2. Enabling Production-Grade Pluggable DBs

This design allows pluggable database drivers to translate these selectors directly into native indexing queries instead of scanning the entire database:

  • PostgreSQL / Spanner: Can map the FieldSelector map directly to parameterized SQL WHERE clauses (leveraging B-Tree indexes):
    SELECT * FROM workers WHERE worker_pool = $1 AND actor_id = $2;
  • DynamoDB: Can map the selector directly to Key Condition Expressions or Filter Expressions.
  • Redis (Default): Maintains simple, low-overhead client-side filtering on top of Master key scans for development/testing, but can easily be optimized to perform set lookups (e.g., SPOP or SRANDMEMBER on set:idle:cpu-pool) for specific common selector combinations.
3. High-Performance Locality & Snapshot Scheduling

A major performance booster for Agent Substrate is scheduling actors onto workers that already have the snapshot hot-cached in memory or locally on disk.

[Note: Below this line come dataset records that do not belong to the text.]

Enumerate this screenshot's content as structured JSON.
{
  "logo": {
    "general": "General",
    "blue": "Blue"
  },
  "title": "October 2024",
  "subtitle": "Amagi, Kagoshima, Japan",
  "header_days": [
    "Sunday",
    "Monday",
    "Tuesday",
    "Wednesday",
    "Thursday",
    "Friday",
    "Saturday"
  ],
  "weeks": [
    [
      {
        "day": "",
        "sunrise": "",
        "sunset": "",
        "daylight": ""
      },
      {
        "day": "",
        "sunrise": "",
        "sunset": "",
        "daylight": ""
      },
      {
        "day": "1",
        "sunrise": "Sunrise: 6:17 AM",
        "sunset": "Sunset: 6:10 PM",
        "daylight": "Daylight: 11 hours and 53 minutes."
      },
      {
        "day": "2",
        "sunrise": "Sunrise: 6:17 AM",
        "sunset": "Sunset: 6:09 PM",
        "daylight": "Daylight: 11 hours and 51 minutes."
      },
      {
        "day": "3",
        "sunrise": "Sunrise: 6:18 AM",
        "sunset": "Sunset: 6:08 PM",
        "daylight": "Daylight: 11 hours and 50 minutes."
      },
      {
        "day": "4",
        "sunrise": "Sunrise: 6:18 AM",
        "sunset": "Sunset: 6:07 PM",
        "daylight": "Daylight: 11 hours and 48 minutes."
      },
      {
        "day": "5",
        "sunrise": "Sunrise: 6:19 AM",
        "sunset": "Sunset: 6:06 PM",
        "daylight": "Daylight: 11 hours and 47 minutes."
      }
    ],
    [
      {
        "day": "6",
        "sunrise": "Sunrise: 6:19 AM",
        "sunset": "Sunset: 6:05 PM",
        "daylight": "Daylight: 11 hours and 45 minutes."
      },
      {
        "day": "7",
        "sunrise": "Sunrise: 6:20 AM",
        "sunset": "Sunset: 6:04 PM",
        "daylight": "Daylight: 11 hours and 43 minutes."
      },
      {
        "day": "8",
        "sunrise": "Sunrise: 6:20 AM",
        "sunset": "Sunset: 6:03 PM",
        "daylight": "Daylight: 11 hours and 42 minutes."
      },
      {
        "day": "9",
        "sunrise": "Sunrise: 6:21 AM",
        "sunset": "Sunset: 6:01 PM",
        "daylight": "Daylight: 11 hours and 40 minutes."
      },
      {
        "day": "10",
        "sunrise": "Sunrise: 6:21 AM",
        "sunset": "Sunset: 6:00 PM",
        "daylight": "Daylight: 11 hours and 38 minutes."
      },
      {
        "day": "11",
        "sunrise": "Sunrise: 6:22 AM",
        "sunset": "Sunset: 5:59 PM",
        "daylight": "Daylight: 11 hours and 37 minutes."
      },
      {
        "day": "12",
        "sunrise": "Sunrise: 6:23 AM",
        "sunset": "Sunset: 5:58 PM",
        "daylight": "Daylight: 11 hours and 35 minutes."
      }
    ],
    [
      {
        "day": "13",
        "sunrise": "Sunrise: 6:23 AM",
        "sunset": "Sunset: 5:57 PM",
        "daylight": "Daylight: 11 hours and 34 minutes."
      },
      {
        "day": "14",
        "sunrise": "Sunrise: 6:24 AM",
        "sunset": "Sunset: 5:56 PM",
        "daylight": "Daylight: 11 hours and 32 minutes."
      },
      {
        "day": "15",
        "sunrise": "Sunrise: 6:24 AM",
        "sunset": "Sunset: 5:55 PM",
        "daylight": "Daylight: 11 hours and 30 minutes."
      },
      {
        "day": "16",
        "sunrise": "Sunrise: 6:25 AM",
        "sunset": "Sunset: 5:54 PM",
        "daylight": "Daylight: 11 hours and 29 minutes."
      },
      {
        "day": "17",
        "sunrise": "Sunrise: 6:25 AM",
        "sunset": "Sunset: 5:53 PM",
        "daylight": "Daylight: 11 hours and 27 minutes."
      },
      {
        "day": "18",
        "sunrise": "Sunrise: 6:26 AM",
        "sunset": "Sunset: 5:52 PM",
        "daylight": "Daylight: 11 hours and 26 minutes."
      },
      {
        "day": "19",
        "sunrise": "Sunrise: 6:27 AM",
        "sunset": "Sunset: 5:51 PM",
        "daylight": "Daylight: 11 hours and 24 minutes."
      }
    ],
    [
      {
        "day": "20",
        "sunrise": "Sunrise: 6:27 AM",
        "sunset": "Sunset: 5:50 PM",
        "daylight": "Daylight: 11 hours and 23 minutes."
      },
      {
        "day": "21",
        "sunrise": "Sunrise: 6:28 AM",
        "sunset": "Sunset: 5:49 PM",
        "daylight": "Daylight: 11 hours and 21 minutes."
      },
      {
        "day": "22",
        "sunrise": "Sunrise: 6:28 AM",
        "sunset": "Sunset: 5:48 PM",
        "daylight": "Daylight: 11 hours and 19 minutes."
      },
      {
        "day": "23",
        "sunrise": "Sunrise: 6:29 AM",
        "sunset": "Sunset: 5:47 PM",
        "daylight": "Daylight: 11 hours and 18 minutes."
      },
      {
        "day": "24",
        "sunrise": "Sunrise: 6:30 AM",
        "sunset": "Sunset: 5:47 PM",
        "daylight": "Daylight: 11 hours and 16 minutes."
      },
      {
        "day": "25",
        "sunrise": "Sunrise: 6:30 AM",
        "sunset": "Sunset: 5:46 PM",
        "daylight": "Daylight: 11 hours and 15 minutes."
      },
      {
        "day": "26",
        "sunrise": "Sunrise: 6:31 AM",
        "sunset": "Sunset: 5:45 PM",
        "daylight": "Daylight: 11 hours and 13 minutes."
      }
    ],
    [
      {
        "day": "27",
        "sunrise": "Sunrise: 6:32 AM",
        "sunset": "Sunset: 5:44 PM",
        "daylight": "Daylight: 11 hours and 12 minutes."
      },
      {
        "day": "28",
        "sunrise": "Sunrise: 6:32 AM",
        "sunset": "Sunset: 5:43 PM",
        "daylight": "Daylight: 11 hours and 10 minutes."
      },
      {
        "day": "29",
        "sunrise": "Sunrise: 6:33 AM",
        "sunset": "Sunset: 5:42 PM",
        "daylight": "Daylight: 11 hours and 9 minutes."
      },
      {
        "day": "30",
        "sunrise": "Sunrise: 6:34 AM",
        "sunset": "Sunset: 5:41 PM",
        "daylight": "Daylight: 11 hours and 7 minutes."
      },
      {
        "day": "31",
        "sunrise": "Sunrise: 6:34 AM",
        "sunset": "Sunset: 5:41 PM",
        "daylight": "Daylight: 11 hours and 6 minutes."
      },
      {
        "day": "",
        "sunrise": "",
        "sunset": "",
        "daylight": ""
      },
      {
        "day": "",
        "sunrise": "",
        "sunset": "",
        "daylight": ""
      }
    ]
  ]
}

With ListOptions, the scheduler can execute a clean fallback loop:

// 1. Try to find a free worker with the snapshot hot-cached
warmWorkers, err := s.store.ListWorkers(ctx, store.ListOptions{
	FieldSelector: map[string]string{
		"worker_pool":     "cpu-pool",
		"actor_id":        "", // Free workers only
		"cached_snapshot": targetSnapshotURI,
	},
})
if err == nil && len(warmWorkers) > 0 {
	return warmWorkers[0], nil // Hot-cache hit!
}

// 2. Fallback: Find any idle worker in the pool
return s.store.ListWorkers(ctx, store.ListOptions{
	FieldSelector: map[string]string{
		"worker_pool": "cpu-pool",
		"actor_id":    "",
	},
})

Under the hood, a custom SQL database or advanced Redis driver can intercept the first query and check a specialized snapshot-to-worker index table to return matches in $O(1)$ time.

Conclusion

Adding ListOptions strikes a balance between minimal invasiveness today and complete architectural readiness for high-performance custom databases tomorrow. It solves the scaling issues of in-memory filtering without forcing massive, premature changes to the codebase. As workers are very likely to need to support structural drift, such as scaling (size/cpu), and other worker/actor specifics will evolve on a deployment basis, this should enable some flexibility.